Speaking of cutting edge, we recently opined about the Game and Fish Commission misallocating resources on constituents that don't contribute to conservation. These are the "nonconsumptive" users who don't buy hunting or fishing licenses, nor contribute to the Federal Aid in Wildlife Restoration Act or Federal Aid in Fisheries Restoration Act by buying firearms, ammunition, hunting gear, fishing tackle, etc.

Heather Balogh Rochfort is a Colorado-based freelance journalist who chronicles her adventures in her blog, justacoloradogal.com. She is also gear editor for Backpacker magazine. She recently penned an editorial in Backpacker titled, "Pay to Play," in which she noted that 5% of Americans (hunters older than 16) supply more than 60% of the funding for state game and fish agencies.

It's a lot more than 60%, but Rochfort is on the right track.

While hunters are becoming fewer, hikers, skiers and paddlers are increasing, Rochfort wrote.

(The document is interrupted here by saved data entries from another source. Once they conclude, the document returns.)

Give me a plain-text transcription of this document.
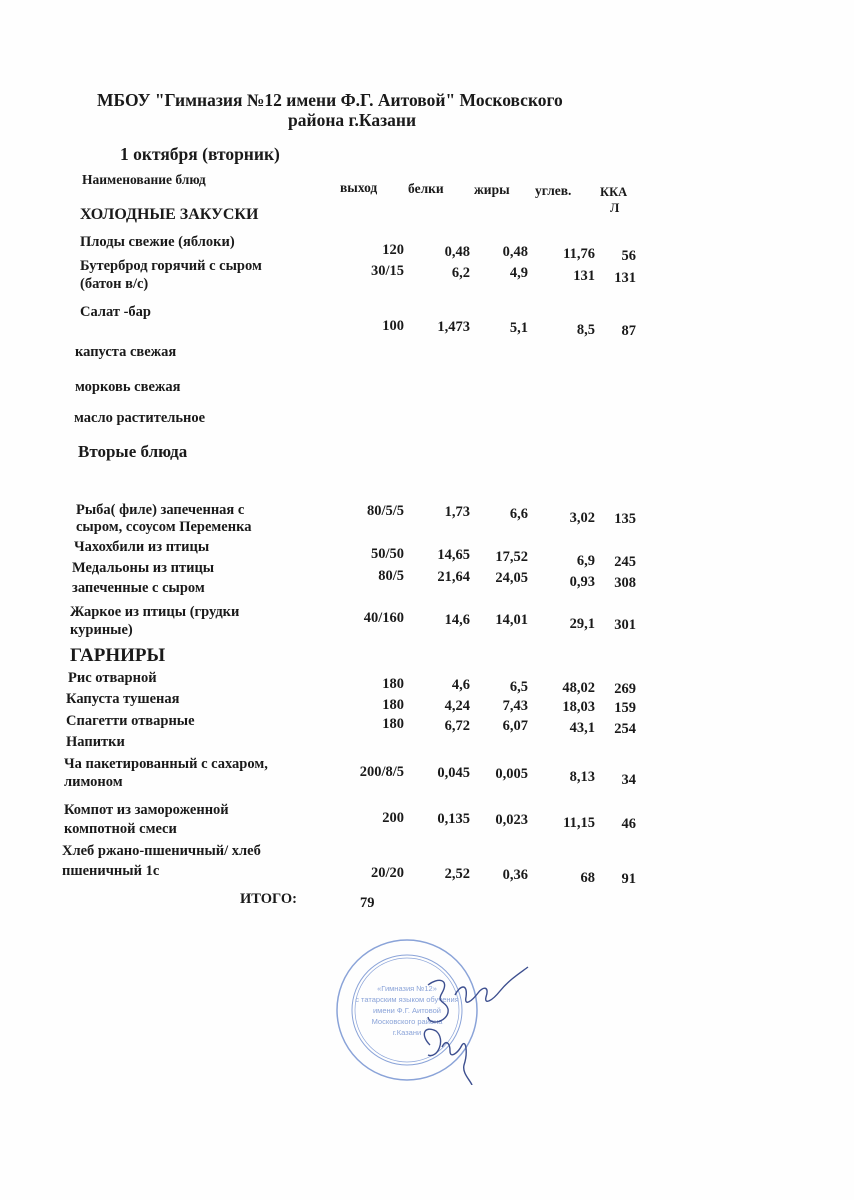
МБОУ "Гимназия №12 имени Ф.Г. Аитовой" Московского
района г.Казани
1 октября (вторник)
Наименование блюд
выход белки жиры углев. ККА
Л
ХОЛОДНЫЕ ЗАКУСКИ
Плоды свежие (яблоки)	120	0,48	0,48	11,76	56
Бутерброд горячий с сыром
(батон в/с)
30/15	6,2	4,9	131	131
Салат -бар
100	1,473	5,1	8,5	87
капуста свежая
морковь свежая
масло растительное
Вторые блюда
Рыба( филе) запеченная с
сыром, ссоусом Переменка
80/5/5	1,73	6,6	3,02	135
Чахохбили из птицы	50/50	14,65	17,52	6,9	245
Медальоны из птицы
запеченные с сыром
80/5	21,64	24,05	0,93	308
Жаркое из птицы (грудки
куриные)
40/160	14,6	14,01	29,1	301
ГАРНИРЫ
Рис отварной	180	4,6	6,5	48,02	269
Капуста тушеная	180	4,24	7,43	18,03	159
Спагетти отварные	180	6,72	6,07	43,1	254
Напитки
Ча пакетированный с сахаром,
лимоном
200/8/5	0,045	0,005	8,13	34
Компот из замороженной
компотной смеси
200	0,135	0,023	11,15	46
Хлеб ржано-пшеничный/ хлеб
пшеничный 1с	20/20	2,52	0,36	68	91
ИТОГО:	79
«Гимназия №12»
с татарским языком обучения
имени Ф.Г. Аитовой
Московского района
г.Казани
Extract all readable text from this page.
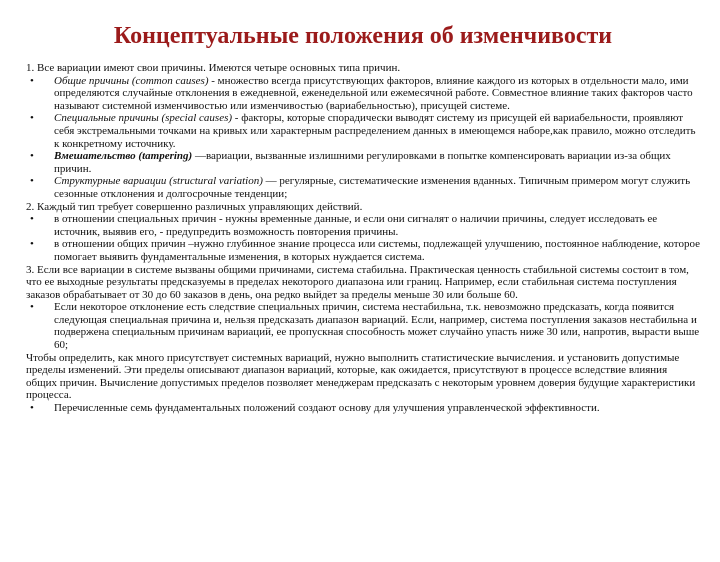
Концептуальные положения об изменчивости

1. Все вариации имеют свои причины. Имеются четыре основных типа причин.

• Общие причины (common causes) - множество всегда присутствующих факторов, влияние каждого из которых в отдельности мало, ими определяются случайные отклонения в ежедневной, еженедельной или ежемесячной работе. Совместное влияние таких факторов часто называют системной изменчивостью или изменчивостью (вариабельностью), присущей системе.

• Специальные причины (special causes) - факторы, которые спорадически выводят систему из присущей ей вариабельности, проявляют себя экстремальными точками на кривых или характерным распределением данных в имеющемся наборе,как правило, можно отследить к конкретному источнику.

• Вмешательство (tampering) —вариации, вызванные излишними регулировками в попытке компенсировать вариации из-за общих причин.

• Структурные вариации (structural variation) — регулярные, систематические изменения вданных. Типичным примером могут служить сезонные отклонения и долгосрочные тенденции;

2. Каждый тип требует совершенно различных управляющих действий.

• в отношении специальных причин - нужны временные данные, и если они сигналят о наличии причины, следует исследовать ее источник, выявив его, - предупредить возможность повторения причины.

• в отношении общих причин –нужно глубинное знание процесса или системы, подлежащей улучшению, постоянное наблюдение, которое помогает выявить фундаментальные изменения, в которых нуждается система.

3. Если все вариации в системе вызваны общими причинами, система стабильна. Практическая ценность стабильной системы состоит в том, что ее выходные результаты предсказуемы в пределах некоторого диапазона или границ. Например, если стабильная система поступления заказов обрабатывает от 30 до 60 заказов в день, она редко выйдет за пределы меньше 30 или больше 60.

• Если некоторое отклонение есть следствие специальных причин, система нестабильна, т.к. невозможно предсказать, когда появится следующая специальная причина и, нельзя предсказать диапазон вариаций. Если, например, система поступления заказов нестабильна и подвержена специальным причинам вариаций, ее пропускная способность может случайно упасть ниже 30 или, напротив, вырасти выше 60;

Чтобы определить, как много присутствует системных вариаций, нужно выполнить статистические вычисления. и установить допустимые пределы изменений. Эти пределы описывают диапазон вариаций, которые, как ожидается, присутствуют в процессе вследствие влияния общих причин. Вычисление допустимых пределов позволяет менеджерам предсказать с некоторым уровнем доверия будущие характеристики процесса.

• Перечисленные семь фундаментальных положений создают основу для улучшения управленческой эффективности.
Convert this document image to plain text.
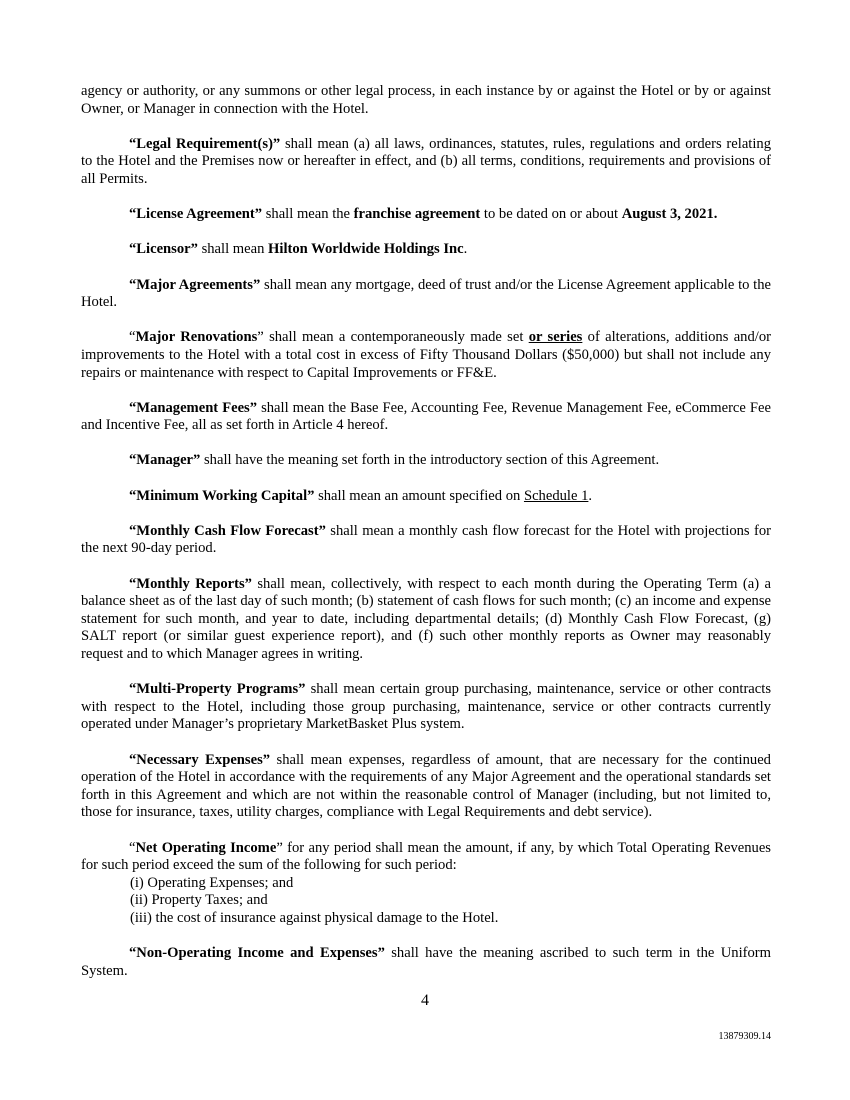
agency or authority, or any summons or other legal process, in each instance by or against the Hotel or by or against Owner, or Manager in connection with the Hotel.

“Legal Requirement(s)” shall mean (a) all laws, ordinances, statutes, rules, regulations and orders relating to the Hotel and the Premises now or hereafter in effect, and (b) all terms, conditions, requirements and provisions of all Permits.

“License Agreement” shall mean the franchise agreement to be dated on or about August 3, 2021.

“Licensor” shall mean Hilton Worldwide Holdings Inc.

“Major Agreements” shall mean any mortgage, deed of trust and/or the License Agreement applicable to the Hotel.

“Major Renovations” shall mean a contemporaneously made set or series of alterations, additions and/or improvements to the Hotel with a total cost in excess of Fifty Thousand Dollars ($50,000) but shall not include any repairs or maintenance with respect to Capital Improvements or FF&E.

“Management Fees” shall mean the Base Fee, Accounting Fee, Revenue Management Fee, eCommerce Fee and Incentive Fee, all as set forth in Article 4 hereof.

“Manager” shall have the meaning set forth in the introductory section of this Agreement.

“Minimum Working Capital” shall mean an amount specified on Schedule 1.

“Monthly Cash Flow Forecast” shall mean a monthly cash flow forecast for the Hotel with projections for the next 90-day period.

“Monthly Reports” shall mean, collectively, with respect to each month during the Operating Term (a) a balance sheet as of the last day of such month; (b) statement of cash flows for such month; (c) an income and expense statement for such month, and year to date, including departmental details; (d) Monthly Cash Flow Forecast, (g) SALT report (or similar guest experience report), and (f) such other monthly reports as Owner may reasonably request and to which Manager agrees in writing.

“Multi-Property Programs” shall mean certain group purchasing, maintenance, service or other contracts with respect to the Hotel, including those group purchasing, maintenance, service or other contracts currently operated under Manager’s proprietary MarketBasket Plus system.

“Necessary Expenses” shall mean expenses, regardless of amount, that are necessary for the continued operation of the Hotel in accordance with the requirements of any Major Agreement and the operational standards set forth in this Agreement and which are not within the reasonable control of Manager (including, but not limited to, those for insurance, taxes, utility charges, compliance with Legal Requirements and debt service).

“Net Operating Income” for any period shall mean the amount, if any, by which Total Operating Revenues for such period exceed the sum of the following for such period:

(i) Operating Expenses; and
(ii) Property Taxes; and
(iii) the cost of insurance against physical damage to the Hotel.

“Non-Operating Income and Expenses” shall have the meaning ascribed to such term in the Uniform System.

4
13879309.14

She proposed a small federal excise tax on all outdoor gear.

"Charging a penny on the dollar for a sleeping bag or a pair of skis won't make up for all the lost revenues from firearms sales, but it shows that we, as users of public lands, are ready to be part of the funding picture," Rochfort wrote. "We need to get some skin in the game."

Rochfort said she expects pushback from her peers who complain about paying a small fee to park at a trailhead, but she exemplified hunters who pay fees and firearms taxes as an accepted expense to the activities they love.

Hunters asked Congress for the federal excise taxes on firearms and ammo in 1937, and anglers requested a federal tax for sportfishing equipment in 1950. It was not imposed on us. The taxes have immense bipartisan support, and also bipartisan resistance when politicians tried to tap them for unintended purposes.

The Federal Aid in Wildlife Restoration fund is not imperiled. It surges from national gun sales spikes whenever the political/media/pop culture complex gets gun ban fever.

As Rochfort noted, the problem is two-pronged. The U.S. Fish and Wildlife Service allocates Pittman-Robertson and Dingell-Johnson tax money to the states through a formula that weighs heavily on the number of hunting and fishing licenses sold within each state. If a state sells fewer licenses, it gets a smaller portion of the federal pie.

Rochfort's sleeping bag example suggests a 1% tax. If it is to be on par with what hunters and anglers pay, it should be closer to 10%.

On this -- to echo a bygone campaign slogan -- I'm with her.